For years, Amazon (AMZN) has been filed under “expensive tech stock.” That narrative just flipped in a way almost no one expected. The e-commerce and cloud giant now trades at a forward price-to-earnings ratio in the high 20s — while old-school retailers Walmart (WMT) and Costco (COST) command multiples near 40 and 45, respectively.
The market is effectively asking investors to pay more than 60% extra for a dollar of Costco’s future profits than for a dollar of Amazon’s. That inversion isn’t a pricing error. It’s a window into what the market fears most right now.
Walmart and Costco are being repriced as premium safe havens. Their secret is bone-deep predictability. People buy groceries and household essentials regardless of tariffs, sticky interest rates, or a tapped-out consumer. Costco’s membership model turns shoppers into renewing subscribers with almost bond-like loyalty, while Walmart has layered high-margin revenue streams — advertising, Sam’s Club upgrades, marketplace services — on top of its sprawling store base.
In a market starved for certainty, money has flooded into these names not as retail plays, but as proxies for peace of mind. That crowding has driven their valuations to levels that have little to do with traditional retail economics. Certainty, it turns out, has become the market’s most expensive luxury.
Amazon’s lower multiple, by contrast, is a story of runaway earnings, not falling stock prices.
The profit engine has decisively shifted from shipping boxes to Amazon Web Services and search advertising. AWS just delivered its fastest growth in years, and the ad business prints cash at margins the core retail operation could never touch. Management says overall profitability has climbed to the best in company history. Amazon is even designing its own data-center chips to control costs in the AI infrastructure buildout. That earnings explosion has mathematically compressed the P/E ratio, making the stock look deceptively cheap even as it climbs.
So why doesn’t the market trust that discount? Because cheap on a multiple basis isn’t the same as undervalued. Amazon’s lower valuation is the market’s way of discounting the quality and durability of its future earnings. Yes, the base business is trusted, but the company is pouring staggering sums into cloud expansion and artificial intelligence — capital expenditures so large and so uncertain that they cast a shadow over the entire profit story.
The real anxiety isn’t about whether Amazon can generate cash; it’s whether the AI megacycle will deliver returns or simply devour capital for years.
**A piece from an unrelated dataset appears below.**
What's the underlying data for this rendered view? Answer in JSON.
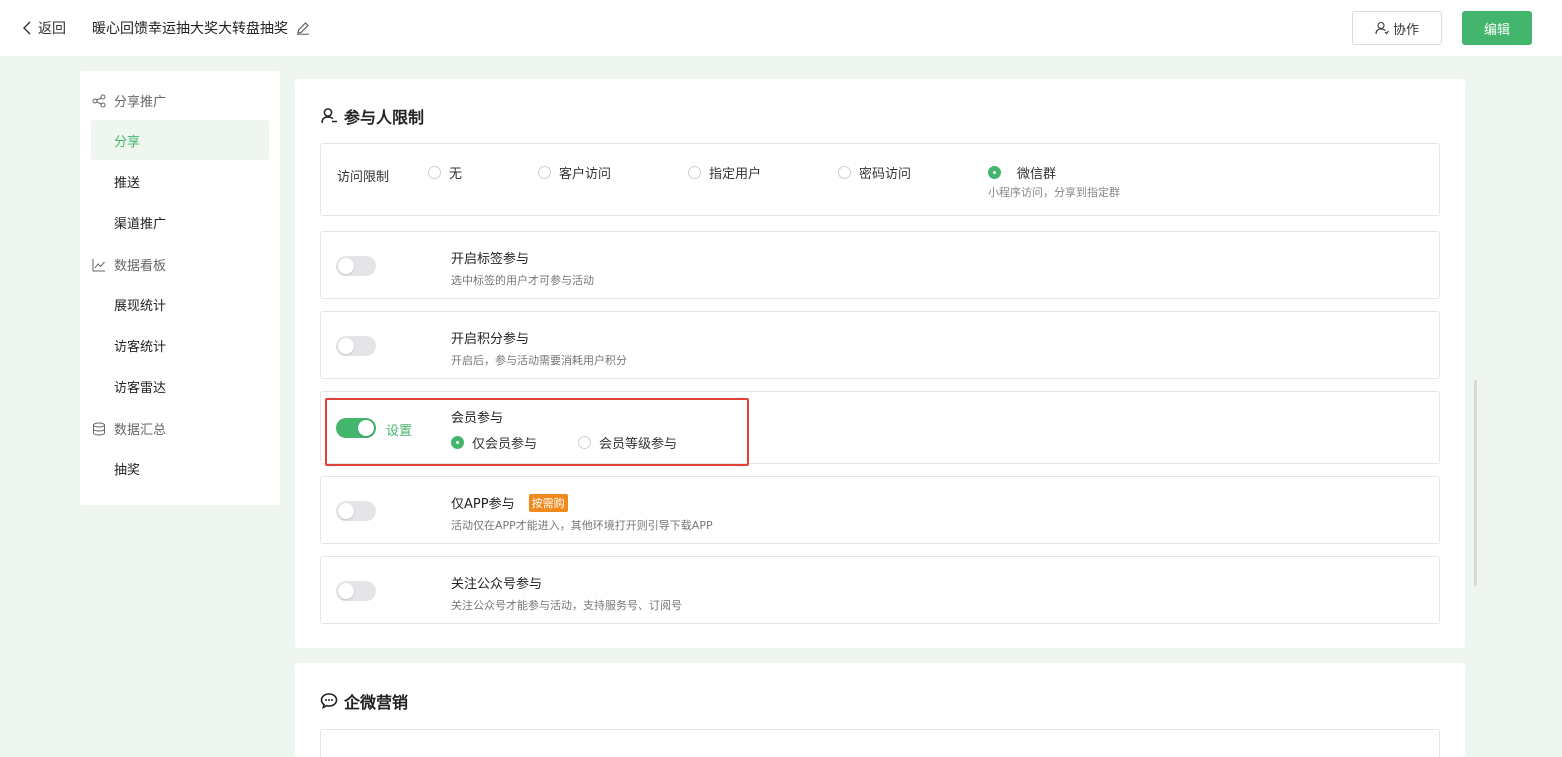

That fear has injected a persistent risk premium into Amazon’s multiple. The market isn’t punishing Amazon for what it earns today, but for what it might have to spend tomorrow.
What we are witnessing is a broader preference shift. Walmart and Costco are being valued as bond-like compounders — slow, steady, and dependable — and investors are happily paying a rich premium for that smooth ride. Amazon, though no longer a simple retailer, is still being priced like a volatile technology company whose next chapter depends on a high-stakes infrastructure gamble. The stock’s valuation discount isn’t a malfunction; it is fear made visible.
For investors, this isn’t a debate about which company is superior. It’s a choice between two price tags: one for near-certainty, and one for a future that demands a leap of faith. The only question that remains is which premium — or discount — you are willing to live with.